I tried it just manually, with different shifts, but after 3-4 lines of confusion. Here is an example of the result. Result example
(source: joxi.ru )

  • Uh ... And what does it mean "that each random pair of cells be repeated to occur in two (L) lines"? What is "every random pair of cells"? - VladD
  • @VladD that is, each pair of different cells must be in two lines. For example, the first row contains the 1st and 3rd cells and the second row also. That is, each pair is repeated exactly 2 times. - Alexey Kleandrov
  • @VladD here is an example of what should happen. Example - Alexey Kleandrov
  • The picture is not loaded. Each pair of cells lies exactly in one place. Or do you mean the values recorded in the cells? - VladD
  • @VladD Initially, in all values ​​of 0, to fill in means to put 1. For each pair it means that if the first line in the first and third column is 1, then in any other line there must be one. That is, the pair, as you correctly corrected, the values ​​will be repeated. Analogy: the tournament table, in each round a fixed number of teams, each team plays a fixed number of rounds, each pair of teams occurs exactly in 2 rounds. - Alexey Kleandrov

1 answer 1

1. Chess analogy

Sports analogy in this case is more than appropriate. The case in the picture is completely similar to the game of chess in the Swiss system B = 15 participants in k / 2 = 2 rounds in two colors for N = 10 game days (one round per day) on r / 2 = 3 boards. Additional condition: each participant plays no more than one tour per day. Accordingly, we will approach this issue.

2. Pairs of networks

For each network s, we create an array of B - 1 other networks and start a decreasing counter of pairs c = k / 2 . When a pair of networks is formed, then another network should be removed from their arrays, and the pair counters should be reduced by one. When resetting the counter, reset the corresponding array.

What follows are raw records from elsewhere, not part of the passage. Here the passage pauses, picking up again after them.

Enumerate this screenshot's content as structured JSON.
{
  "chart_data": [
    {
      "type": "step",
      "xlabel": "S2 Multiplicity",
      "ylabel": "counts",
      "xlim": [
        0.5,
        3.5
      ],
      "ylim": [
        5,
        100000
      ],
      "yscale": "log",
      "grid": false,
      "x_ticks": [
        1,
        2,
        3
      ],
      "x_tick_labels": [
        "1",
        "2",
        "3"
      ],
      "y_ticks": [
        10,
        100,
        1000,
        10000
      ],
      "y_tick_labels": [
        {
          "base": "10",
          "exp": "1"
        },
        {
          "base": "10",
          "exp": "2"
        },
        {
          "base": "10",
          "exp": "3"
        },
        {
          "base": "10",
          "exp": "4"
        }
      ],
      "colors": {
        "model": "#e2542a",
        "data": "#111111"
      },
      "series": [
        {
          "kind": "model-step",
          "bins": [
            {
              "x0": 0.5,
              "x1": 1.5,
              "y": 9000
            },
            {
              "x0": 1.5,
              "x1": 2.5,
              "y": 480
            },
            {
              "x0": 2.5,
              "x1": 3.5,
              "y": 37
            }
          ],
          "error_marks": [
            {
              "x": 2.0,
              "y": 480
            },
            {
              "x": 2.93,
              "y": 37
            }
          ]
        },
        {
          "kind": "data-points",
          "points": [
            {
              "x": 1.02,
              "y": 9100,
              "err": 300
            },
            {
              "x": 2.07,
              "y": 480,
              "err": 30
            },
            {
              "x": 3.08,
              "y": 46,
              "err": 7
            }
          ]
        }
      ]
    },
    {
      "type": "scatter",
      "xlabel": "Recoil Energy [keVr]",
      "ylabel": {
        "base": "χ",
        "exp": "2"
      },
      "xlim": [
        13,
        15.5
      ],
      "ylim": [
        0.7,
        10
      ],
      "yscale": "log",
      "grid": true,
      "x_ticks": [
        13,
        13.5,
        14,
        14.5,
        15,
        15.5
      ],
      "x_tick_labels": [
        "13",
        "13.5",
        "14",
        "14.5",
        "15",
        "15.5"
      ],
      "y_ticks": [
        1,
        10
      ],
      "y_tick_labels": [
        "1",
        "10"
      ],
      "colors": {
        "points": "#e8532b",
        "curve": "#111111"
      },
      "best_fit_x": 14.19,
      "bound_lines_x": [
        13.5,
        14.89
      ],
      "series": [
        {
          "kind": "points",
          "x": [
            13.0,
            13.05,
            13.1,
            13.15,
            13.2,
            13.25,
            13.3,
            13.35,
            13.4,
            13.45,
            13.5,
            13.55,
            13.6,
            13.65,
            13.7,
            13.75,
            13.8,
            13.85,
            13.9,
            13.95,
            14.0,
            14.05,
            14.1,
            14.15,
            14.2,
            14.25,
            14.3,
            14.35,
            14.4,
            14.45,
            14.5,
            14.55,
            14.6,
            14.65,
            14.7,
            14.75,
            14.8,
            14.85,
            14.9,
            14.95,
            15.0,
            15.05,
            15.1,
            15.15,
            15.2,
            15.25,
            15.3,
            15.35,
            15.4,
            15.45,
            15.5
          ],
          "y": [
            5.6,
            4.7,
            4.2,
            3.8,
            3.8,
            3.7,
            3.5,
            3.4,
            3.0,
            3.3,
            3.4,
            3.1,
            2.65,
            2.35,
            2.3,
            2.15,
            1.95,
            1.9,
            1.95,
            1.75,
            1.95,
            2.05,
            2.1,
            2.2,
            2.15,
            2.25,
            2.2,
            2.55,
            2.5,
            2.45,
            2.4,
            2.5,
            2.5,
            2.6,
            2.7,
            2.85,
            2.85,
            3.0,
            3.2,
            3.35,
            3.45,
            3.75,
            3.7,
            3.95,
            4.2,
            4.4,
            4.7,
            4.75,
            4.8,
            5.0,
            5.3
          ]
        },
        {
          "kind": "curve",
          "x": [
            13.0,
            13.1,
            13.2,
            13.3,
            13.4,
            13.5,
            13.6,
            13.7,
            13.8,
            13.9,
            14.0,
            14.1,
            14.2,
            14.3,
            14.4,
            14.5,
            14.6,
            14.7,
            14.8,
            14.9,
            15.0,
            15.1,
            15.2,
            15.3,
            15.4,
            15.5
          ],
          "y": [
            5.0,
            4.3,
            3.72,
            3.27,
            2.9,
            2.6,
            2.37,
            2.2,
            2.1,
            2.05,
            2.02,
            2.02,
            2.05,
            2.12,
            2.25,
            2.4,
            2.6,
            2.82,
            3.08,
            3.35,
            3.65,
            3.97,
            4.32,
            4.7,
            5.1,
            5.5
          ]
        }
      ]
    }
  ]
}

All possible sets of pairs for the first network are combinations of B - 1 elements of its k / 2 array. For subsequent networks, the question is determined by their arrays and pairs counters.

3. Linking pairs of networks to nodes

For each pair of consecutive nodes we create an array of B networks and a decreasing counter c1 = r / 2 . After binding a pair of networks to a pair of nodes, we cross out each node from the array and reduce the counter. When resetting the counter, reset the corresponding array.

Parallel with the binding we are filling the table. At the end of the binding, the table will be filled as required.